The Nook's community events have gone away, too. "We run Breakfast with Santa every year, and this is the first time we won't be able to do it. Our customers look forward to it, and so do we. It always helps put me in the holiday spirit."

As companies host employee holiday parties, the Nook has always done well. But this year, those catering gigs didn't happen. "We cater on the side as well, and we do not have any Christmas parties this year. That's also a huge hit financially."

"We have no idea what is going to happen to us. We have family willing to help financially, but we would have to swallow our pride and be a burden on our family," said Swartzentruber.

"There is no end in sight when it comes to anything; the last time they gave us a time period, it went from two weeks to three months.
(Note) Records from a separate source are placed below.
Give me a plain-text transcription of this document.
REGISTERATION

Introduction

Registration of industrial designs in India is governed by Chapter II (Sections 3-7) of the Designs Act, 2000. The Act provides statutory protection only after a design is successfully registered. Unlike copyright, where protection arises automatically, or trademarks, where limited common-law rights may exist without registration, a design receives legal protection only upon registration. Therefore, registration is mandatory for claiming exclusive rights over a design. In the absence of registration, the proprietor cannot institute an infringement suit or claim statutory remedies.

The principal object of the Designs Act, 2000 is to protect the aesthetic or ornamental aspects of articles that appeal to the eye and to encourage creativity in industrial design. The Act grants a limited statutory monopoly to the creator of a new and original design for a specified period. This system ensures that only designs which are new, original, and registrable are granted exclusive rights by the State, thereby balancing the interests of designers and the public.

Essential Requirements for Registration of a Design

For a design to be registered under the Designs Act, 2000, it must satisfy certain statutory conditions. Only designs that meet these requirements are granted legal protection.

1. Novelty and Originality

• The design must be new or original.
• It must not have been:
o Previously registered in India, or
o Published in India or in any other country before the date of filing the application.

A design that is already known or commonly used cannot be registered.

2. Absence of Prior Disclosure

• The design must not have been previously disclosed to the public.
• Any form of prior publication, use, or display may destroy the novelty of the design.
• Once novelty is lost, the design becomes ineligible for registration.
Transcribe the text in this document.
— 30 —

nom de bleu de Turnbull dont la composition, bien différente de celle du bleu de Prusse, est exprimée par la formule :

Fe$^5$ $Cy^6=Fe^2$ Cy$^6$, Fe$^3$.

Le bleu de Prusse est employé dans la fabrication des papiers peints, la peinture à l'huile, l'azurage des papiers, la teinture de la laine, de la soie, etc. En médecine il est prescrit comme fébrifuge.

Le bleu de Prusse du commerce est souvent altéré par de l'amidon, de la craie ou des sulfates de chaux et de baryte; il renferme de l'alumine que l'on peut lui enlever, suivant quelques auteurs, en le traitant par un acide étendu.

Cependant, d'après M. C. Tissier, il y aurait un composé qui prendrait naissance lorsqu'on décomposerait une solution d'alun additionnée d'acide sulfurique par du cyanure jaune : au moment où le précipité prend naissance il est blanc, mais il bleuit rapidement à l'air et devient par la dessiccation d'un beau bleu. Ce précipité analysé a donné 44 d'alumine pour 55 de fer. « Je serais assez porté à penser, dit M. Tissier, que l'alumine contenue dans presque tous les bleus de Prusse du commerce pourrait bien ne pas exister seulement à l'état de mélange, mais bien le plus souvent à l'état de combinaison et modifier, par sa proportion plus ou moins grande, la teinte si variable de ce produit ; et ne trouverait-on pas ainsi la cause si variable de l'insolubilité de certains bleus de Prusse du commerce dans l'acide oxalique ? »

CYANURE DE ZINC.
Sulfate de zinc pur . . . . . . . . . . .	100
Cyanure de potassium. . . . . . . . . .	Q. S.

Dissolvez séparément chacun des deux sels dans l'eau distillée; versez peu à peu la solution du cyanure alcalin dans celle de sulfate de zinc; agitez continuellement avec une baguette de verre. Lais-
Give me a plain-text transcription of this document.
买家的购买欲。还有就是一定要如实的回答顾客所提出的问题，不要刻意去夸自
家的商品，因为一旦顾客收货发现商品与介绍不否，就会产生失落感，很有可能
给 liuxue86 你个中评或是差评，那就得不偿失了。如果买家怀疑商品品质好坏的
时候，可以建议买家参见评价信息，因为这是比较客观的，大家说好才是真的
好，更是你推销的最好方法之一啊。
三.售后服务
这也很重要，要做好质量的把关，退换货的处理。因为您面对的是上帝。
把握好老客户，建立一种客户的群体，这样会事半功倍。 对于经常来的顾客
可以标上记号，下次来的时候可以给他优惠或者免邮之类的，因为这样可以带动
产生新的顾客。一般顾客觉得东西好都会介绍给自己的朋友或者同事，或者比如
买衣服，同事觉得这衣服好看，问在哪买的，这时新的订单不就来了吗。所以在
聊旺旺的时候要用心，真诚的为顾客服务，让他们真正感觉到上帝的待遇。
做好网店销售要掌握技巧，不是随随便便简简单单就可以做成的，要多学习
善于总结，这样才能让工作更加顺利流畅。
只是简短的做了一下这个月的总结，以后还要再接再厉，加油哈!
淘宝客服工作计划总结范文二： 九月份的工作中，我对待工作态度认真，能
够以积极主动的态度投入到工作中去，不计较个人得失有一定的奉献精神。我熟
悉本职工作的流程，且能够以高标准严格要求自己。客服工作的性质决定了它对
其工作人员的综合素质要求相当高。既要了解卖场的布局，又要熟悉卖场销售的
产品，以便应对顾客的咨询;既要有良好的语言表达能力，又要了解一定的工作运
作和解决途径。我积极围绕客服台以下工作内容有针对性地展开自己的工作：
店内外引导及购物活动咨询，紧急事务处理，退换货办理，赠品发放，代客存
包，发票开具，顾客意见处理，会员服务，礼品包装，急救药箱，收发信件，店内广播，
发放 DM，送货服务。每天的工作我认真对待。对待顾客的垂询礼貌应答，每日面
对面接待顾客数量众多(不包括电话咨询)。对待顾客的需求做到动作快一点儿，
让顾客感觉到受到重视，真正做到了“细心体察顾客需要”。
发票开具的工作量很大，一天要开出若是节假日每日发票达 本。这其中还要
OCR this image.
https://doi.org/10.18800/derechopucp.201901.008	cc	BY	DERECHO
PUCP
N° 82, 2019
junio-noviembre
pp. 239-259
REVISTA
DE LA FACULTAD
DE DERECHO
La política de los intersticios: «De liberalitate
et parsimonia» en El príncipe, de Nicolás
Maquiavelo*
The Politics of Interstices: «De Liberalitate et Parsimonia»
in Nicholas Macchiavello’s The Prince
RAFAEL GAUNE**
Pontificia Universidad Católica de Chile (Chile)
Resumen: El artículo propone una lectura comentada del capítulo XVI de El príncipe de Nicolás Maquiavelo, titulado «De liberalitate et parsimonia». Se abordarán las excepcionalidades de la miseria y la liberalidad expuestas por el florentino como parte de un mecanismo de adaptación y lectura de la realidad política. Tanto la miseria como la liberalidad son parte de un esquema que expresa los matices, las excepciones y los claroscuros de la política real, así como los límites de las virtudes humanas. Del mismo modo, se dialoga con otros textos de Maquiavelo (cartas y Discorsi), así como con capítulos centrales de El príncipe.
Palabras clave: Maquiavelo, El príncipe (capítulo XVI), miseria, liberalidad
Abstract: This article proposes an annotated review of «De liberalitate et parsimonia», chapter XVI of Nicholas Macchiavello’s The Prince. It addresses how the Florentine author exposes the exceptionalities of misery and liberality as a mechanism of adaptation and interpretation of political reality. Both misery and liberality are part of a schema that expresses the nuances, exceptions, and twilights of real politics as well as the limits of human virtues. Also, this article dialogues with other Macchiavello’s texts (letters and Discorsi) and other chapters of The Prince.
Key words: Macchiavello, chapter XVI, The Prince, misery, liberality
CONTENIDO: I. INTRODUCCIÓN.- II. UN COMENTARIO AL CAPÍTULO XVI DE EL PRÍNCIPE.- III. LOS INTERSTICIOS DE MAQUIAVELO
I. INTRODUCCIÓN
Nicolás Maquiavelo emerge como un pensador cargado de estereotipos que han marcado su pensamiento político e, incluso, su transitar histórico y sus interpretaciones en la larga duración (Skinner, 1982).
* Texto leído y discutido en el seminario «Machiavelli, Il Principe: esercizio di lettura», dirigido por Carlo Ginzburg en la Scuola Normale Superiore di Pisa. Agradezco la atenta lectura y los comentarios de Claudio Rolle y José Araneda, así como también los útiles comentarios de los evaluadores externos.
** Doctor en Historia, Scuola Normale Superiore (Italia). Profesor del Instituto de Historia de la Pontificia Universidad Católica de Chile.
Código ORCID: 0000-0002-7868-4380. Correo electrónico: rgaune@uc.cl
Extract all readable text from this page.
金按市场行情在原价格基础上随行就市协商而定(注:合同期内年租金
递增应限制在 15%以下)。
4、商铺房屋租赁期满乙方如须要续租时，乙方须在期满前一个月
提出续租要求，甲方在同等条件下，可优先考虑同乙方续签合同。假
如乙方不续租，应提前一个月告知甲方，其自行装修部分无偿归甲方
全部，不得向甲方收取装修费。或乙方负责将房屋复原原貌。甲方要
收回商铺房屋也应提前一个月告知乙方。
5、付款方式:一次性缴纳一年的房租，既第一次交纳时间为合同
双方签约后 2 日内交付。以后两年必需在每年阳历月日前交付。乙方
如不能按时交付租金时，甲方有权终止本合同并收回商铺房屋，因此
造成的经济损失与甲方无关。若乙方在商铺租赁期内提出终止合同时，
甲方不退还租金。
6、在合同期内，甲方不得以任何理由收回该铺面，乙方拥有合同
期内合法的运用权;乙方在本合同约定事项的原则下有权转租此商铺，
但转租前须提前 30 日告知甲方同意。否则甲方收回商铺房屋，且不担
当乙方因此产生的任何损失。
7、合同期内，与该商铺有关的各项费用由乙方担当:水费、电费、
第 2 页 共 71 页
I am worried about our mental stability at this point," she said.

Swartzentruber is a bit politically frustrated at how restaurant dining has been shut down "while huge corporations can allow 500 people in their stores."

"We have seen hundreds and hundreds of people for the past nine months, and as far as I know none of our customers, or employees, have been infected with the virus."

Swartzentruber was hopeful when she heard Chester County had just approved $10 million in new Main Street program grants for small businesses impacted by COVID-19. She was going to look up the information, she said.